Greedy vs DP How to Know Which to Apply in DSA C - Complexity Comparison
Choosing between Greedy and Dynamic Programming affects how fast your solution runs.
We want to know how the time needed grows as the problem size grows.
Analyze the time complexity of these two approaches solving the same problem.
// Greedy approach example
int greedySolution(int arr[], int n) {
int result = 0;
for (int i = 0; i < n; i++) {
if (canTake(arr[i])) {
result += arr[i];
}
}
return result;
}
// Dynamic Programming example
int dpSolution(int arr[], int n) {
int dp[n+1];
dp[0] = 0;
for (int i = 1; i <= n; i++) {
dp[i] = max(dp[i-1], (i >= 2 ? dp[i-2] : 0) + arr[i-1]);
}
return dp[n];
}
The first tries a simple choice each step; the second builds answers using past results.
Look at loops and repeated calculations.
- Primary operation: Both use a single loop over the input array.
- How many times: Each loop runs exactly n times, where n is input size.
Both approaches do work proportional to the input size.
| Input Size (n) | Approx. Operations |
|---|---|
| 10 | About 10 steps |
| 100 | About 100 steps |
| 1000 | About 1000 steps |
Pattern observation: The time grows linearly as input size grows.
Time Complexity: O(n)
This means the time needed grows in direct proportion to the input size.

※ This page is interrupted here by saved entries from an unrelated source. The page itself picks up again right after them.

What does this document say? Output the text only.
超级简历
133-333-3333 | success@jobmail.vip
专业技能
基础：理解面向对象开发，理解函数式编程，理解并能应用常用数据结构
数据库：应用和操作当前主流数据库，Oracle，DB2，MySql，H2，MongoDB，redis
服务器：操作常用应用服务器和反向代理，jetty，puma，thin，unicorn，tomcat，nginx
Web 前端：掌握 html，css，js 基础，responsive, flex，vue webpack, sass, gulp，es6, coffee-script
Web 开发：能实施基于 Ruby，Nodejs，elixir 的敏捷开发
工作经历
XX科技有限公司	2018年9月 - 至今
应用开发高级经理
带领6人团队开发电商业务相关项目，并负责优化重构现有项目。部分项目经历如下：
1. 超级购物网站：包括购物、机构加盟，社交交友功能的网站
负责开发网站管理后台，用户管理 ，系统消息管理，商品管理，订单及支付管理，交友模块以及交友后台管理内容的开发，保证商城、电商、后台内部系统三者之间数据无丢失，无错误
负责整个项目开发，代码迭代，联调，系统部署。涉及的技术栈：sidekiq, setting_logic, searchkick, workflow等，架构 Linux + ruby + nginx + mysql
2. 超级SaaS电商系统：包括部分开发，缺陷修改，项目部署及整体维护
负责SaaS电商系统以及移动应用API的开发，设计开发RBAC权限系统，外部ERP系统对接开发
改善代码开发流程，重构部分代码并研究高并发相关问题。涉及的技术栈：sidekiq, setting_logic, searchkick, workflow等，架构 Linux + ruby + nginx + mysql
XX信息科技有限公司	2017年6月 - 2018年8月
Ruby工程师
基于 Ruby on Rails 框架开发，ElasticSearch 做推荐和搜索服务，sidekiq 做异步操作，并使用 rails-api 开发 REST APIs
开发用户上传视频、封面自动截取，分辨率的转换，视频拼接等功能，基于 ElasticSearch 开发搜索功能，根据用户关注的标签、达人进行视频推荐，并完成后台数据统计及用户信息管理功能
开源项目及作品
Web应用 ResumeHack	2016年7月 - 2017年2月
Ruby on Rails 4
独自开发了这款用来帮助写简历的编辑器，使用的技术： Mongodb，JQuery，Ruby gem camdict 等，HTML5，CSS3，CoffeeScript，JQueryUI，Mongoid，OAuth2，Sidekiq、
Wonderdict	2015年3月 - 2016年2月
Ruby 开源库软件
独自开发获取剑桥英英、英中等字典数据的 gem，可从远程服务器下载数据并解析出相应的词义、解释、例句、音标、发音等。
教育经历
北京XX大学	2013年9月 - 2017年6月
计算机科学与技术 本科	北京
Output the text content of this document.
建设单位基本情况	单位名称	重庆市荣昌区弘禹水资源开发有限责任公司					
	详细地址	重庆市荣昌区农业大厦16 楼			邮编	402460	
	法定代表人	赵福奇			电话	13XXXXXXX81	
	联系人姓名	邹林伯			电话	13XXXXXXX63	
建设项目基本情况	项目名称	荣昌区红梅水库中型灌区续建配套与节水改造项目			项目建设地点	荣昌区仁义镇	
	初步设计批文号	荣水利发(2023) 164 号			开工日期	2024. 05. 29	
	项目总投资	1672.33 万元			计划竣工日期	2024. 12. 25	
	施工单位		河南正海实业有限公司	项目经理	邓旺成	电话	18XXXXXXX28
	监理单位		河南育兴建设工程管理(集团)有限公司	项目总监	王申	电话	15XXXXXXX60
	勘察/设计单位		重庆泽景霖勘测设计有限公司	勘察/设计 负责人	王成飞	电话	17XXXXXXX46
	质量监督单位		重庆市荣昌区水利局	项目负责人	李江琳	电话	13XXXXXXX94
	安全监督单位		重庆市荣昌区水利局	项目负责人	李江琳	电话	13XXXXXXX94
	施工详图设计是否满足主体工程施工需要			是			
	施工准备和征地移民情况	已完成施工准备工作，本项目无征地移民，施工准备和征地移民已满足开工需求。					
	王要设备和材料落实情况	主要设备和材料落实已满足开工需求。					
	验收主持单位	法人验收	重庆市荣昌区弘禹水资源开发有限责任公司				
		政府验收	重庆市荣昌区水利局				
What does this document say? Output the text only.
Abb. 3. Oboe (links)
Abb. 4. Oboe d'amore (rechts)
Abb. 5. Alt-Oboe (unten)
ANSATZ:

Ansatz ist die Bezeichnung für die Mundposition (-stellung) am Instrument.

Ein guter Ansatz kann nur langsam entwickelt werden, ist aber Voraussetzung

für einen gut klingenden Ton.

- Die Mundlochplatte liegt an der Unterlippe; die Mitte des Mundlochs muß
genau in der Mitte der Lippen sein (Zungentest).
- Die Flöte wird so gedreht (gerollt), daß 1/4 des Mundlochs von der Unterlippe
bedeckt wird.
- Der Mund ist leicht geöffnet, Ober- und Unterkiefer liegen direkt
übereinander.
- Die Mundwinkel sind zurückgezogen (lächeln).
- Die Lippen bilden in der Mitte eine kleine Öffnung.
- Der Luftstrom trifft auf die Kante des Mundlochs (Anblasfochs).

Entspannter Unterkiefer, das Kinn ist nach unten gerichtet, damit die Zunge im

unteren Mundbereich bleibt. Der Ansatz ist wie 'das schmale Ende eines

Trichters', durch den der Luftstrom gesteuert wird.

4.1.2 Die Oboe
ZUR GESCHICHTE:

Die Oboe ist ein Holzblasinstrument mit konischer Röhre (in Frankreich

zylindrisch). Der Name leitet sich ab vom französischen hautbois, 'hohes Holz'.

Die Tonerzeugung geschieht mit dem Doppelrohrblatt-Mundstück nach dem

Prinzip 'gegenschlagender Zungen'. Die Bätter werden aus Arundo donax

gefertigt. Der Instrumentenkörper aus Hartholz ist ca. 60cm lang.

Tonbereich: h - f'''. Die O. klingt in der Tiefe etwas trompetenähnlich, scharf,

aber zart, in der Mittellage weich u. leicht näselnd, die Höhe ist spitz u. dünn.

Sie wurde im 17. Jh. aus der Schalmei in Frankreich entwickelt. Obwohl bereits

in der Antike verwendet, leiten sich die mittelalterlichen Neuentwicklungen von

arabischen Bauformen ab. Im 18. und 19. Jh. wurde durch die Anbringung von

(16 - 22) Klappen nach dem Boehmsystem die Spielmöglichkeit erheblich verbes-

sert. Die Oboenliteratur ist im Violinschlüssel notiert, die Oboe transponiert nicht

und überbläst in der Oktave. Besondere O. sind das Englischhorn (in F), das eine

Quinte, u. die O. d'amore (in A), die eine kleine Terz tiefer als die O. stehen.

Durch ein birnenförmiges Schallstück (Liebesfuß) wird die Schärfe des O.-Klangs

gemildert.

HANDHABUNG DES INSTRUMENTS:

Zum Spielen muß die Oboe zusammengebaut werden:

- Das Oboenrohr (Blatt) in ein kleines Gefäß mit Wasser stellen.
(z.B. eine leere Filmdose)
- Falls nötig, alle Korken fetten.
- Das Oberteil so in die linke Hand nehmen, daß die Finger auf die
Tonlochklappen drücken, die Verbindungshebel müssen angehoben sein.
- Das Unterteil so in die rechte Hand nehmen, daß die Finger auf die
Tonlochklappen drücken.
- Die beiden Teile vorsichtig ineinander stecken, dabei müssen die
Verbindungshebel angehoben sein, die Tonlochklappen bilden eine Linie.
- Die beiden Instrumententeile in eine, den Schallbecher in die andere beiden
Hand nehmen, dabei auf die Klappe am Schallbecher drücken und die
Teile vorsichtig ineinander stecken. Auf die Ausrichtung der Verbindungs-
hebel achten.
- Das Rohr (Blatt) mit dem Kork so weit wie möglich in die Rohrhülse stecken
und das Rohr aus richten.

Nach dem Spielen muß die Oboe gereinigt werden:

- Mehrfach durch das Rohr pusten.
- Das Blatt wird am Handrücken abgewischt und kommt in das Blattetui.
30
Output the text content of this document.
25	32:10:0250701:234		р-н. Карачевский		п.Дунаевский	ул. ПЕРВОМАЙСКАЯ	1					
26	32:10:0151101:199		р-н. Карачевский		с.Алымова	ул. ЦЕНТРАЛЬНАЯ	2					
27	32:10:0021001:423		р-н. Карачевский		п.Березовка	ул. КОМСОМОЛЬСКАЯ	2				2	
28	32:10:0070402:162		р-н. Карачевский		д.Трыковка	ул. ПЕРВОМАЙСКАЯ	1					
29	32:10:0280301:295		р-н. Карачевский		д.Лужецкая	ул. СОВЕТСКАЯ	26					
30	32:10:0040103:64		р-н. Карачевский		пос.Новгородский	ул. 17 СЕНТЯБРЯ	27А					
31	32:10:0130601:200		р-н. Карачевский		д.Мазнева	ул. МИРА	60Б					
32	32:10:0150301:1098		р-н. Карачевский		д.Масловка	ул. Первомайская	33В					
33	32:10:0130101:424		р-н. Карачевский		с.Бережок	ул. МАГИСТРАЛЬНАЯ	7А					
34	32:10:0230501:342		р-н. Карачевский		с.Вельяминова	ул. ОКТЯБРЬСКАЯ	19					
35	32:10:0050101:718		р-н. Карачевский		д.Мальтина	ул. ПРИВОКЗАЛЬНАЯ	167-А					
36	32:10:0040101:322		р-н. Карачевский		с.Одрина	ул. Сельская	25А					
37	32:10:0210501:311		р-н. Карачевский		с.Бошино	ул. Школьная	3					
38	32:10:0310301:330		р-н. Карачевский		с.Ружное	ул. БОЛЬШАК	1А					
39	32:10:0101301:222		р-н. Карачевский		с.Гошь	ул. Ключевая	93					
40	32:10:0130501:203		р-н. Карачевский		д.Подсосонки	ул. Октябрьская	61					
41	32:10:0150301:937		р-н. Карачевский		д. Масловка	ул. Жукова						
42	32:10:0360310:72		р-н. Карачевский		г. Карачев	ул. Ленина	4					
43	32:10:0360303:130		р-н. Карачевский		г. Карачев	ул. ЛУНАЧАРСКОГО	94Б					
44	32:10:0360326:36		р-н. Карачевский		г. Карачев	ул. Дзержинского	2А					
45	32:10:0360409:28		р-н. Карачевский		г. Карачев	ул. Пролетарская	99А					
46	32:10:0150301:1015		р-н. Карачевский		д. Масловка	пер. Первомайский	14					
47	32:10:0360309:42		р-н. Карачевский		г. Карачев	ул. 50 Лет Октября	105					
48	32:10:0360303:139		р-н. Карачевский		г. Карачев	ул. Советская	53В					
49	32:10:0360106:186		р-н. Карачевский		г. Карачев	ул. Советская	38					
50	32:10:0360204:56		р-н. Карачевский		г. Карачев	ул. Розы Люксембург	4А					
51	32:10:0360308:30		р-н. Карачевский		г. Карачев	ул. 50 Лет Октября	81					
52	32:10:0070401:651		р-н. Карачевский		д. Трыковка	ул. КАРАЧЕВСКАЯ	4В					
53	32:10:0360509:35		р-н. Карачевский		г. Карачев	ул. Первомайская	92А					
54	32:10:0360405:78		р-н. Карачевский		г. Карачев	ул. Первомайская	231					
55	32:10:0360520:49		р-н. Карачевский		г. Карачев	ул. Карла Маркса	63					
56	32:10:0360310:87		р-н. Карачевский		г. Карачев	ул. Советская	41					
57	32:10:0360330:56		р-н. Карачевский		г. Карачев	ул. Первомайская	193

[X] Wrong: "Greedy always runs faster and is always better than DP."
[OK] Correct: Both can have similar time costs; the difference is in correctness, not speed.
Understanding when to use Greedy or DP shows you can pick the right tool, a key skill interviewers look for.
"What if the problem had overlapping subproblems but no greedy choice property? How would the time complexity change if you tried greedy instead of DP?"